After a year or so of living together, my roommates and I have become pretty good about divvying up who buys what necessary provisions. It’s never been explicitly stated or anything; it’s just sort of understood.

I’m happy to say that my major grocerial responsibilities include:

Paper Towels
Toilet Paper
Ice Cream Sandwiches
Laundry Detergent

And then I blend ‘em all together to make fabulous snack-shakes!

Nah, I’m just kidding.

Actually, the reason I bring it up: The other night, we were all sitting around chewing on paper towels when we made an amusing discovery regarding the generic ice cream sandwich box, that looks like this:

I like this photo because it suggests the following: Some guy unwraps his ice cream sandwiches, takes one very big bite out of one of those ice cream sandwiches, places it back down on his ice cream sandwich pile, and then, presumably leaves to go and do something else.

That big ol’ bite also gives the photo a certain hey-this-is-what-you’re-supposed-to-do-to-these-ice-cream-sandwiches-stupid kinda quality.

This is also slightly funny, 'cause I honestly wouldn't know what else to do with a delicious, unwrapped ice cream sandwich. Maybe rub it against something?

When you think about it, there are strange (and essentially unappetizing) marketing choices like these that surround us every day. And beyond that, we’ve somehow learned to unflinchingly accept them.

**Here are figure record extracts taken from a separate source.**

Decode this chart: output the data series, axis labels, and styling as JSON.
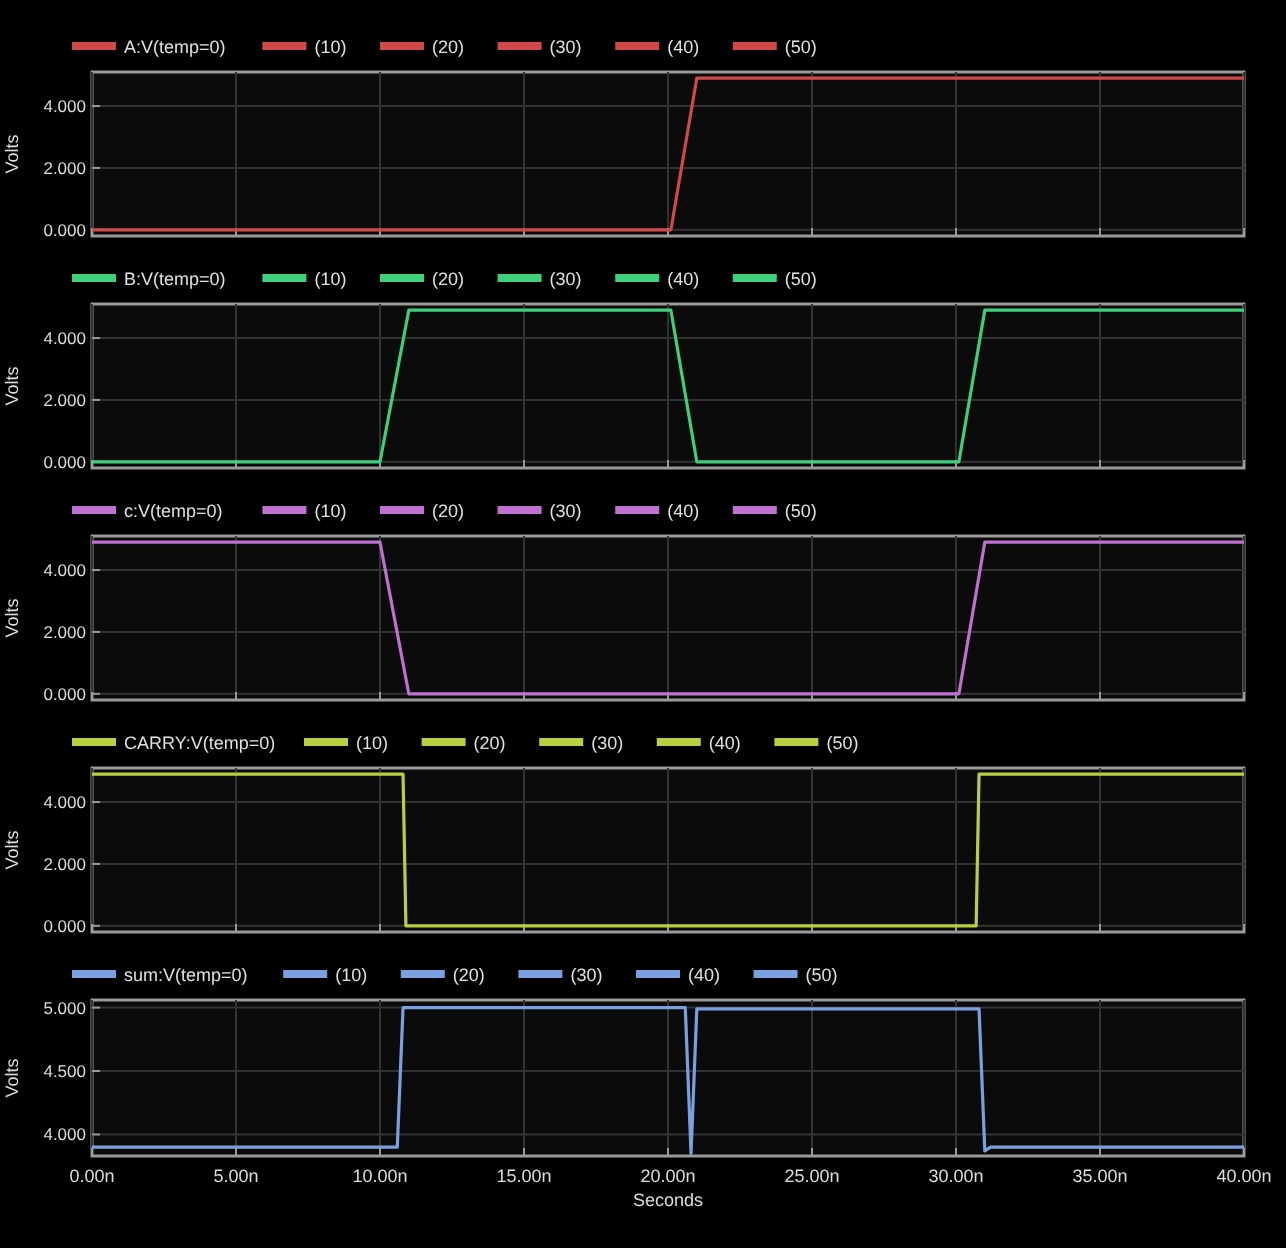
{
  "chart_data": [
    {
      "type": "line",
      "ylabel": "Volts",
      "legend": "top",
      "grid": true,
      "tick_labels": "y",
      "line_style": "solid",
      "xlim": [
        0,
        40
      ],
      "xticks": [
        {
          "value": 0,
          "label": null
        },
        {
          "value": 5,
          "label": null
        },
        {
          "value": 10,
          "label": null
        },
        {
          "value": 15,
          "label": null
        },
        {
          "value": 20,
          "label": null
        },
        {
          "value": 25,
          "label": null
        },
        {
          "value": 30,
          "label": null
        },
        {
          "value": 35,
          "label": null
        },
        {
          "value": 40,
          "label": null
        }
      ],
      "ylim": [
        -0.2,
        5.1
      ],
      "yticks": [
        {
          "value": 0,
          "label": "0.000"
        },
        {
          "value": 2,
          "label": "2.000"
        },
        {
          "value": 4,
          "label": "4.000"
        }
      ],
      "x": [
        0,
        20.1,
        21,
        40
      ],
      "series": [
        {
          "name": "A:V(temp=0)",
          "color": "#d04a4a",
          "values": [
            0,
            0,
            4.9,
            4.9
          ]
        },
        {
          "name": "(10)",
          "color": "#d04a4a",
          "values": [
            null,
            null,
            null,
            null
          ]
        },
        {
          "name": "(20)",
          "color": "#d04a4a",
          "values": [
            null,
            null,
            null,
            null
          ]
        },
        {
          "name": "(30)",
          "color": "#d04a4a",
          "values": [
            null,
            null,
            null,
            null
          ]
        },
        {
          "name": "(40)",
          "color": "#d04a4a",
          "values": [
            null,
            null,
            null,
            null
          ]
        },
        {
          "name": "(50)",
          "color": "#d04a4a",
          "values": [
            null,
            null,
            null,
            null
          ]
        }
      ]
    },
    {
      "type": "line",
      "ylabel": "Volts",
      "legend": "top",
      "grid": true,
      "tick_labels": "y",
      "line_style": "solid",
      "xlim": [
        0,
        40
      ],
      "xticks": [
        {
          "value": 0,
          "label": null
        },
        {
          "value": 5,
          "label": null
        },
        {
          "value": 10,
          "label": null
        },
        {
          "value": 15,
          "label": null
        },
        {
          "value": 20,
          "label": null
        },
        {
          "value": 25,
          "label": null
        },
        {
          "value": 30,
          "label": null
        },
        {
          "value": 35,
          "label": null
        },
        {
          "value": 40,
          "label": null
        }
      ],
      "ylim": [
        -0.2,
        5.1
      ],
      "yticks": [
        {
          "value": 0,
          "label": "0.000"
        },
        {
          "value": 2,
          "label": "2.000"
        },
        {
          "value": 4,
          "label": "4.000"
        }
      ],
      "x": [
        0,
        10,
        11,
        20.1,
        21,
        30.1,
        31,
        40
      ],
      "series": [
        {
          "name": "B:V(temp=0)",
          "color": "#3ecf7a",
          "values": [
            0,
            0,
            4.9,
            4.9,
            0,
            0,
            4.9,
            4.9
          ]
        },
        {
          "name": "(10)",
          "color": "#3ecf7a",
          "values": [
            null,
            null,
            null,
            null,
            null,
            null,
            null,
            null
          ]
        },
        {
          "name": "(20)",
          "color": "#3ecf7a",
          "values": [
            null,
            null,
            null,
            null,
            null,
            null,
            null,
            null
          ]
        },
        {
          "name": "(30)",
          "color": "#3ecf7a",
          "values": [
            null,
            null,
            null,
            null,
            null,
            null,
            null,
            null
          ]
        },
        {
          "name": "(40)",
          "color": "#3ecf7a",
          "values": [
            null,
            null,
            null,
            null,
            null,
            null,
            null,
            null
          ]
        },
        {
          "name": "(50)",
          "color": "#3ecf7a",
          "values": [
            null,
            null,
            null,
            null,
            null,
            null,
            null,
            null
          ]
        }
      ]
    },
    {
      "type": "line",
      "ylabel": "Volts",
      "legend": "top",
      "grid": true,
      "tick_labels": "y",
      "line_style": "solid",
      "xlim": [
        0,
        40
      ],
      "xticks": [
        {
          "value": 0,
          "label": null
        },
        {
          "value": 5,
          "label": null
        },
        {
          "value": 10,
          "label": null
        },
        {
          "value": 15,
          "label": null
        },
        {
          "value": 20,
          "label": null
        },
        {
          "value": 25,
          "label": null
        },
        {
          "value": 30,
          "label": null
        },
        {
          "value": 35,
          "label": null
        },
        {
          "value": 40,
          "label": null
        }
      ],
      "ylim": [
        -0.2,
        5.1
      ],
      "yticks": [
        {
          "value": 0,
          "label": "0.000"
        },
        {
          "value": 2,
          "label": "2.000"
        },
        {
          "value": 4,
          "label": "4.000"
        }
      ],
      "x": [
        0,
        10,
        11,
        30.1,
        31,
        40
      ],
      "series": [
        {
          "name": "c:V(temp=0)",
          "color": "#c070d0",
          "values": [
            4.9,
            4.9,
            0,
            0,
            4.9,
            4.9
          ]
        },
        {
          "name": "(10)",
          "color": "#c070d0",
          "values": [
            null,
            null,
            null,
            null,
            null,
            null
          ]
        },
        {
          "name": "(20)",
          "color": "#c070d0",
          "values": [
            null,
            null,
            null,
            null,
            null,
            null
          ]
        },
        {
          "name": "(30)",
          "color": "#c070d0",
          "values": [
            null,
            null,
            null,
            null,
            null,
            null
          ]
        },
        {
          "name": "(40)",
          "color": "#c070d0",
          "values": [
            null,
            null,
            null,
            null,
            null,
            null
          ]
        },
        {
          "name": "(50)",
          "color": "#c070d0",
          "values": [
            null,
            null,
            null,
            null,
            null,
            null
          ]
        }
      ]
    },
    {
      "type": "line",
      "ylabel": "Volts",
      "legend": "top",
      "grid": true,
      "tick_labels": "y",
      "line_style": "solid",
      "xlim": [
        0,
        40
      ],
      "xticks": [
        {
          "value": 0,
          "label": null
        },
        {
          "value": 5,
          "label": null
        },
        {
          "value": 10,
          "label": null
        },
        {
          "value": 15,
          "label": null
        },
        {
          "value": 20,
          "label": null
        },
        {
          "value": 25,
          "label": null
        },
        {
          "value": 30,
          "label": null
        },
        {
          "value": 35,
          "label": null
        },
        {
          "value": 40,
          "label": null
        }
      ],
      "ylim": [
        -0.2,
        5.1
      ],
      "yticks": [
        {
          "value": 0,
          "label": "0.000"
        },
        {
          "value": 2,
          "label": "2.000"
        },
        {
          "value": 4,
          "label": "4.000"
        }
      ],
      "x": [
        0,
        10.8,
        10.9,
        30.7,
        30.8,
        40
      ],
      "series": [
        {
          "name": "CARRY:V(temp=0)",
          "color": "#b8d040",
          "values": [
            4.9,
            4.9,
            0,
            0,
            4.9,
            4.9
          ]
        },
        {
          "name": "(10)",
          "color": "#b8d040",
          "values": [
            null,
            null,
            null,
            null,
            null,
            null
          ]
        },
        {
          "name": "(20)",
          "color": "#b8d040",
          "values": [
            null,
            null,
            null,
            null,
            null,
            null
          ]
        },
        {
          "name": "(30)",
          "color": "#b8d040",
          "values": [
            null,
            null,
            null,
            null,
            null,
            null
          ]
        },
        {
          "name": "(40)",
          "color": "#b8d040",
          "values": [
            null,
            null,
            null,
            null,
            null,
            null
          ]
        },
        {
          "name": "(50)",
          "color": "#b8d040",
          "values": [
            null,
            null,
            null,
            null,
            null,
            null
          ]
        }
      ]
    },
    {
      "type": "line",
      "ylabel": "Volts",
      "xlabel": "Seconds",
      "legend": "top",
      "grid": true,
      "line_style": "solid",
      "xlim": [
        0,
        40
      ],
      "xticks": [
        {
          "value": 0,
          "label": "0.00n"
        },
        {
          "value": 5,
          "label": "5.00n"
        },
        {
          "value": 10,
          "label": "10.00n"
        },
        {
          "value": 15,
          "label": "15.00n"
        },
        {
          "value": 20,
          "label": "20.00n"
        },
        {
          "value": 25,
          "label": "25.00n"
        },
        {
          "value": 30,
          "label": "30.00n"
        },
        {
          "value": 35,
          "label": "35.00n"
        },
        {
          "value": 40,
          "label": "40.00n"
        }
      ],
      "ylim": [
        3.83,
        5.06
      ],
      "yticks": [
        {
          "value": 4,
          "label": "4.000"
        },
        {
          "value": 4.5,
          "label": "4.500"
        },
        {
          "value": 5,
          "label": "5.000"
        }
      ],
      "x": [
        0,
        10.6,
        10.8,
        20.6,
        20.8,
        21,
        30.8,
        31,
        31.2,
        40
      ],
      "series": [
        {
          "name": "sum:V(temp=0)",
          "color": "#7aa0e0",
          "values": [
            3.9,
            3.9,
            5,
            5,
            3.85,
            4.99,
            4.99,
            3.87,
            3.9,
            3.9
          ]
        },
        {
          "name": "(10)",
          "color": "#7aa0e0",
          "values": [
            null,
            null,
            null,
            null,
            null,
            null,
            null,
            null,
            null,
            null
          ]
        },
        {
          "name": "(20)",
          "color": "#7aa0e0",
          "values": [
            null,
            null,
            null,
            null,
            null,
            null,
            null,
            null,
            null,
            null
          ]
        },
        {
          "name": "(30)",
          "color": "#7aa0e0",
          "values": [
            null,
            null,
            null,
            null,
            null,
            null,
            null,
            null,
            null,
            null
          ]
        },
        {
          "name": "(40)",
          "color": "#7aa0e0",
          "values": [
            null,
            null,
            null,
            null,
            null,
            null,
            null,
            null,
            null,
            null
          ]
        },
        {
          "name": "(50)",
          "color": "#7aa0e0",
          "values": [
            null,
            null,
            null,
            null,
            null,
            null,
            null,
            null,
            null,
            null
          ]
        }
      ]
    }
  ]
}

I guess, at the very least, it’s comforting to remember that we still have a few tricks up our anti-insanity sleeves.


Dad said...

Don't sell yourself short Chris, you also bought that Velveeta Shells and Cheese thing. That stuff looks gooood.

Geoffrey said...

Over the past coupla weeks, Chris has made a disproportionate number of posts about ice cream. Which is to say, two.

Chris S. said...

I always crack up at what we're supposed to believe are human bites in these displays. In this case, instead of teeth marks blending soft chocolate cookie layers into the indulgent vanilla ice cream, it appears that a giant hole puncher cleanly hacked off a corner of the ice cream novelty.

Perhaps one of the robots from the Million Robot March got into one of these bad boys.